More people are dying in Britain due to being overweight or obese than anywhere else in Europe, a study revealed yesterday.

Around one in every 11 deaths in the UK is now linked to carrying excess fat - 50 per cent more than the rate in France.

Experts also warned that the number of fatalities due to obesity may soon, for the first time, exceed those caused by smoking.

Being overweight or obese leaves people at high risk of heart disease, diabetes, high blood pressure and osteoarthritis. It also makes them much more likely to develop several types of cancer.

The growing health disaster is being blamed on the rise of aggressively marketed, fatladen fast food and couchpotato lifestyles.

Around half of British adults are overweight, and 17 per cent of men and 21 per cent of women are obese.

The difference between being overweight and obese lies in a person's Body Mass Index, which is calculated from weight and height. An adult with a BMI of more than 25 is classed as overweight and one with a BMI of more than 30 is obese.

Britain is the 'fat capital' of Europe, according to researchers from the University of Madrid's School of Medicine whose study is published in the European Journal of Clinical Nutrition.

The lowest death rate from being obese and overweight was in France, but the researchers said it was clear that Europe as a whole has a problem.

The study found that up to 400,000 deaths each year in the EU are directly linked to excess weight.

Of all the deaths in the UK that were linked to excess weight, about 66 per cent were down to obesity, and 33 per cent to being overweight.

In around 70 per cent of overweight-linked cases, the final cause of death was heart disease and in 20 per cent, it was cancer. Overall, around 12 per cent of heart disease deaths in Britain were due to being overweight, and 5.7 per cent of total deaths from cancer were also directly caused by being overweight or obese.

Dr Jose Banegas, who led the research, said excess weight is a major public health problem.

'One in two in the EU is obese or overweight,' he added. 'Excess weight may well come to replace smoking as the major killer of adults in the near future.

'Most countries have not yet made any systematic effort to raise public awareness as to the dangers of obesity.'

As well as being worst for fat-related deaths, the UK tops the smoking mortality league, with 21 per cent of all deaths linked to tobacco.

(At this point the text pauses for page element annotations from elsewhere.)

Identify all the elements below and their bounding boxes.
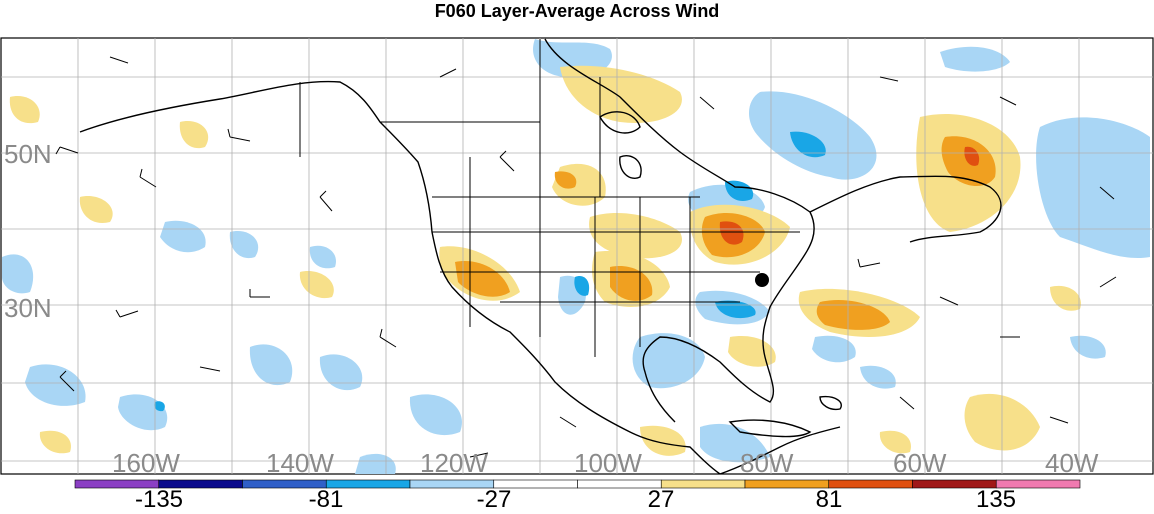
political-boundaries [299, 39, 800, 357]
coastlines [79, 38, 1002, 475]
station-marker [755, 273, 769, 287]
lon-label-80w: 80W [740, 448, 794, 478]
lat-label-30n: 30N [4, 293, 52, 323]
colorbar-segment [995, 479, 1081, 489]
lon-label-100w: 100W [574, 448, 642, 478]
colorbar-label-neg27: -27 [476, 486, 512, 513]
colorbar [74, 479, 1081, 489]
lon-label-160w: 160W [112, 448, 180, 478]
lon-label-120w: 120W [420, 448, 488, 478]
colorbar-label-135: 135 [975, 486, 1017, 513]
colorbar-label-neg135: -135 [134, 486, 184, 513]
lon-label-40w: 40W [1045, 448, 1099, 478]
colorbar-label-neg81: -81 [308, 486, 344, 513]
lon-label-140w: 140W [266, 448, 334, 478]
map-panel [0, 37, 1154, 475]
positive-core-shading [719, 146, 980, 245]
colorbar-label-81: 81 [815, 486, 843, 513]
colorbar-label-27: 27 [647, 486, 675, 513]
map-title: F060 Layer-Average Across Wind [434, 1, 720, 21]
lat-label-50n: 50N [4, 139, 52, 169]
lon-label-60w: 60W [893, 448, 947, 478]
map-canvas [0, 37, 1154, 475]
wind-barbs [55, 56, 1117, 458]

Obesity costs £2.6billion a year in NHS bills and indirect losses to the economy. Other studies have shown that the percentage of overweight children in Britain has virtually doubled in the last decade.

Dr Andrew Hill, of Leeds University, said the rate of adult obesity in Britain is rising by one per cent of the population a year.

Doctors say that being obese when you are 40 knocks up to seven years off your life. Obese people who smoke will die more than 13 years before their time.

Doctors are unsure why France should come out with the lowest rate of deaths due to excess weight. The French do not eat less saturated fat than the British and have similar cholesterol levels.

It has been suggested that they are protected from heart attacks by drinking alcohol, particularly red wine.

Fat families are to be prescribed a visit to their local Sainsbury's by GPs, where they will be taken by the hand and shown healthy foods.

The supermarket has struck a deal with family doctors and the drug firm Roche under which overweight patients will be offered tours of selected stores with advice from nutrition experts.